Click on Attributes in the left panel. Select the Features attributes page. Expand the GENE section. Here, the Gene stable ID and Transcript stable ID are already selected by default. Keep those selection and also add Gene name. Next, expand the EXTERNAL section and select UniProtKB Gene Name ID. We are adding this to be able to match our output to our input.
Click the Results button on the toolbar. Select View: All rows as HTML to view your results in a new tab, or export all results to a file directly to your local machine. You can open the table in Excel and count the number of unique transcript IDs in the Transcript stable ID column.

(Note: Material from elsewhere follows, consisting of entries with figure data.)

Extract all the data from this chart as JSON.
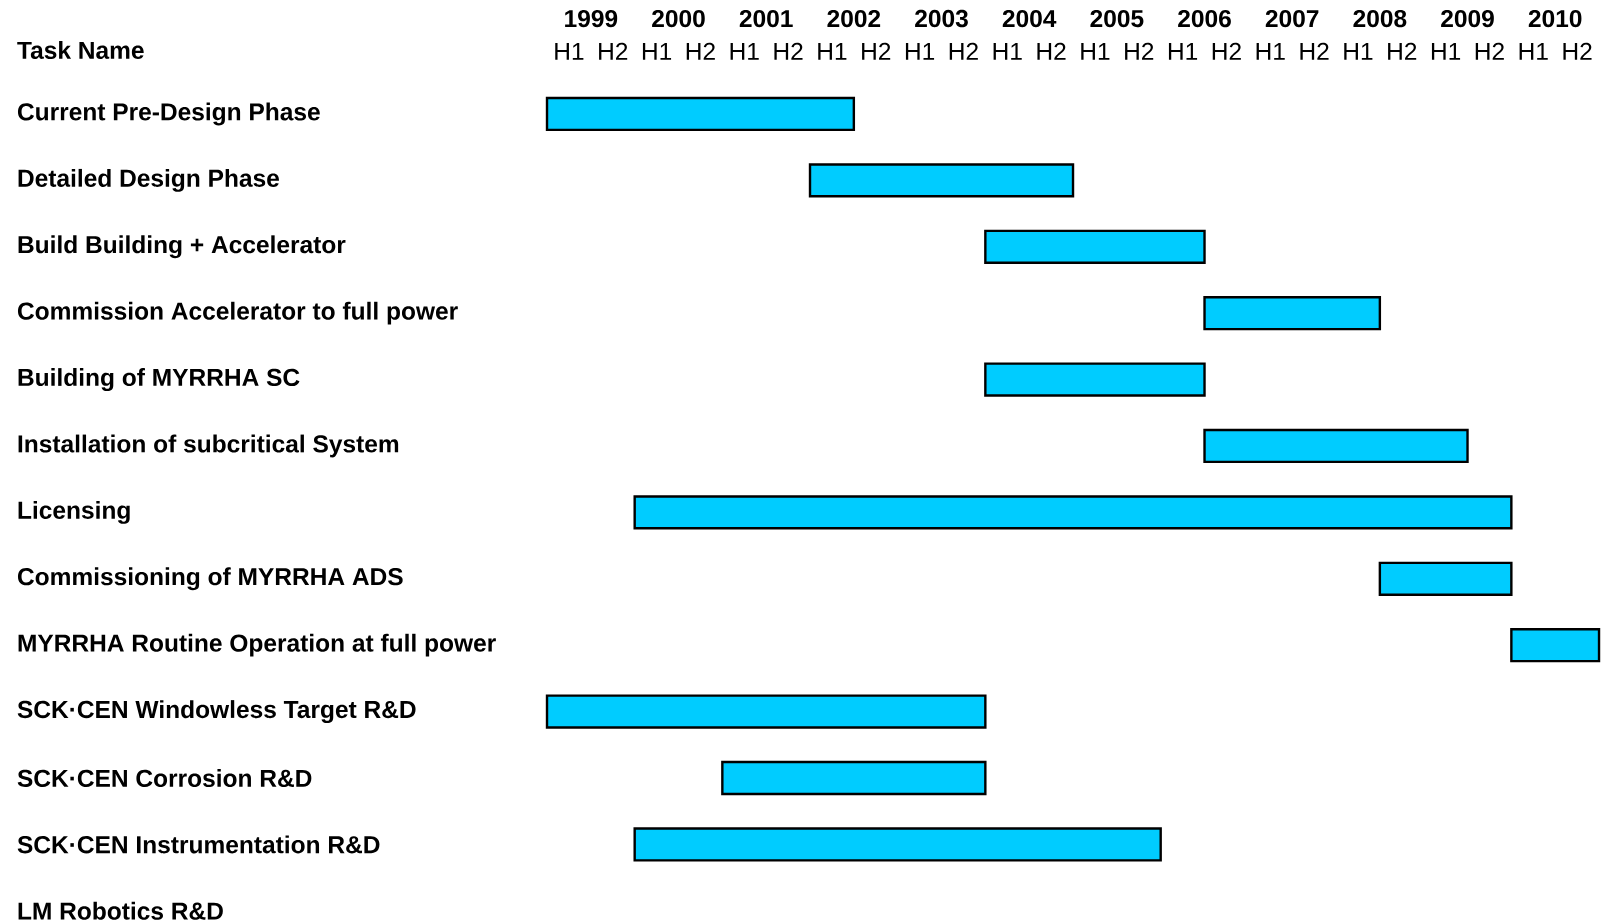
{
  "chart_data": {
    "type": "bar",
    "orientation": "horizontal",
    "ylabel": "Task Name",
    "categories": [
      "Current Pre-Design Phase",
      "Detailed Design Phase",
      "Build  Building + Accelerator",
      "Commission Accelerator to full power",
      "Building of MYRRHA SC",
      "Installation of subcritical System",
      "Licensing",
      "Commissioning of MYRRHA ADS",
      "MYRRHA Routine Operation at full power",
      "SCK·CEN Windowless Target R&D",
      "SCK·CEN Corrosion R&D",
      "SCK·CEN Instrumentation R&D",
      "LM Robotics R&D"
    ],
    "base": [
      1998.5,
      2001.5,
      2003.5,
      2006,
      2003.5,
      2006,
      1999.5,
      2008,
      2009.5,
      1998.5,
      2000.5,
      1999.5,
      null
    ],
    "values": [
      3.5,
      3,
      2.5,
      2,
      2.5,
      3,
      10,
      1.5,
      1,
      5,
      3,
      6,
      null
    ],
    "color": "#00ccff",
    "xlim": [
      1998.5,
      2010.5
    ],
    "xticks": [
      1999,
      2000,
      2001,
      2002,
      2003,
      2004,
      2005,
      2006,
      2007,
      2008,
      2009,
      2010
    ],
    "annotations": [
      "H1",
      "H2",
      "H1",
      "H2",
      "H1",
      "H2",
      "H1",
      "H2",
      "H1",
      "H2",
      "H1",
      "H2",
      "H1",
      "H2",
      "H1",
      "H2",
      "H1",
      "H2",
      "H1",
      "H2",
      "H1",
      "H2",
      "H1",
      "H2"
    ]
  }
}
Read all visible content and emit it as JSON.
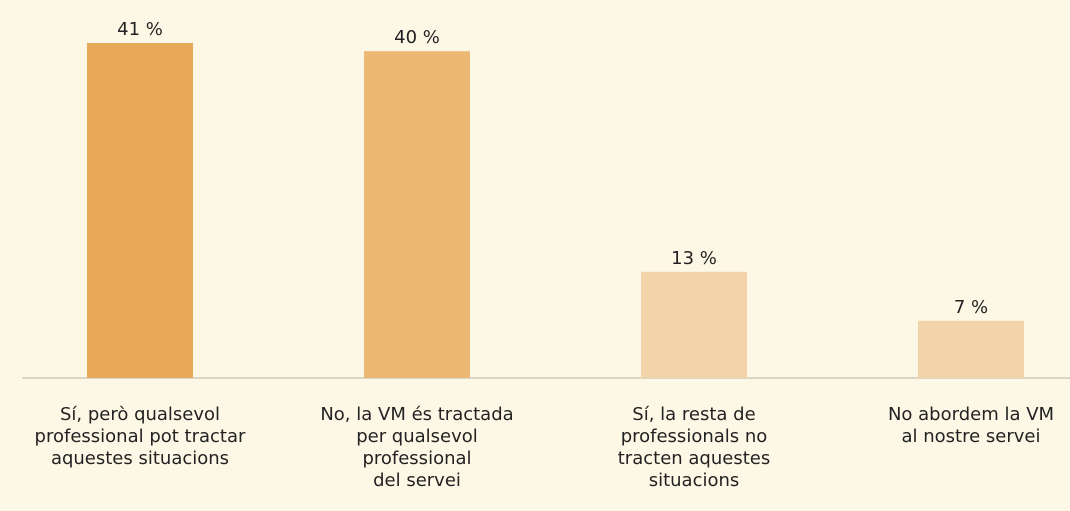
{
  "chart_data": {
    "type": "bar",
    "categories": [
      "Sí, però qualsevol\nprofessional pot tractar\naquestes situacions",
      "No, la VM és tractada\nper qualsevol\nprofessional\ndel servei",
      "Sí, la resta de\nprofessionals no\ntracten aquestes\nsituacions",
      "No abordem la VM\nal nostre servei"
    ],
    "values": [
      41,
      40,
      13,
      7
    ],
    "value_labels": [
      "41 %",
      "40 %",
      "13 %",
      "7 %"
    ],
    "colors": [
      "#e9a95a",
      "#ecb873",
      "#f3d4a9",
      "#f3d4a9"
    ],
    "ylim": [
      0,
      41
    ]
  }
}
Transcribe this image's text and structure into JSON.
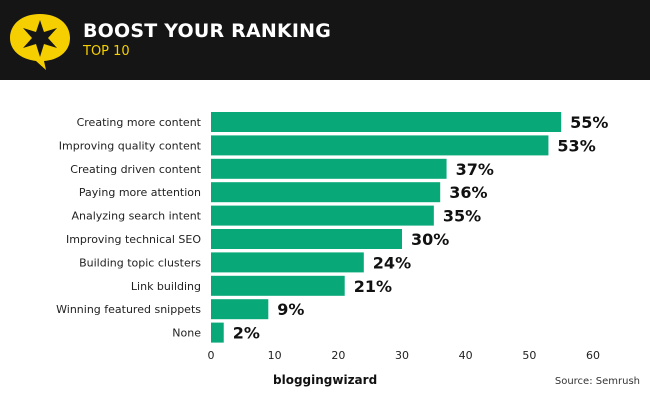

There are 46 unique transcript IDs.

Multiple transcripts can correspond to a single UniProtKB gene ID because a gene is made up of a set of transcripts: multiple transcripts can be transcribed from a single gene.

Exporting homologues with BioMart

Go to Ensembl’s BioMart. For a list of Cyprinus carpio carpio (common carp) Ensembl genes, export the Oncorhynchus mykiss (rainbow trout) orthologues and their coordinates:

ENSCCRG00000054216,ENSCCRG00000032455,ENSCCRG00000022461,ENSCCRG00000066160,ENSCCRG00000028244,
ENSCCRG00000006279,ENSCCRG00000072009,ENSCCRG00000031644,ENSCCRG00000044263,ENSCCRG00000075394

Do all of these genes have a homologue in rainbow trout?

Go to BioMart (you can find a shortcut in the navigation bar at the top of any Ensembl page) and click New. Choose the Ensembl Genes database. Choose the Common carp genes dataset.
Click on Filters in the left panel. Expand the GENE. Enter the gene list in the Input external references ID list box. Gene stable ID(s) should already be selected by default.
Click on Attributes in the left panel. Select the Homologues attributes at the top of the page. Expand the GENE section. Deselect Gene stable ID version, Transcript stable ID and Transcript stable ID version. Expand the ORTHOLOGUES [P-T] section. Select the following attributes under Rainbow trout Orthologues:
- Rainbow trout gene stable ID
- Rainbow trout gene name
- Rainbow trout chromosome/scaffold start (bp)
- Rainbow trout chromosome/scaffold end (bp)
Click Results. Select View: All rows as HTML.

All but ENSCCRG00000022461 and ENSCCRG00000075394 have a homologue in rainbow trout. Your output should also included the gene ID and name in rainbow trout and their coordinates.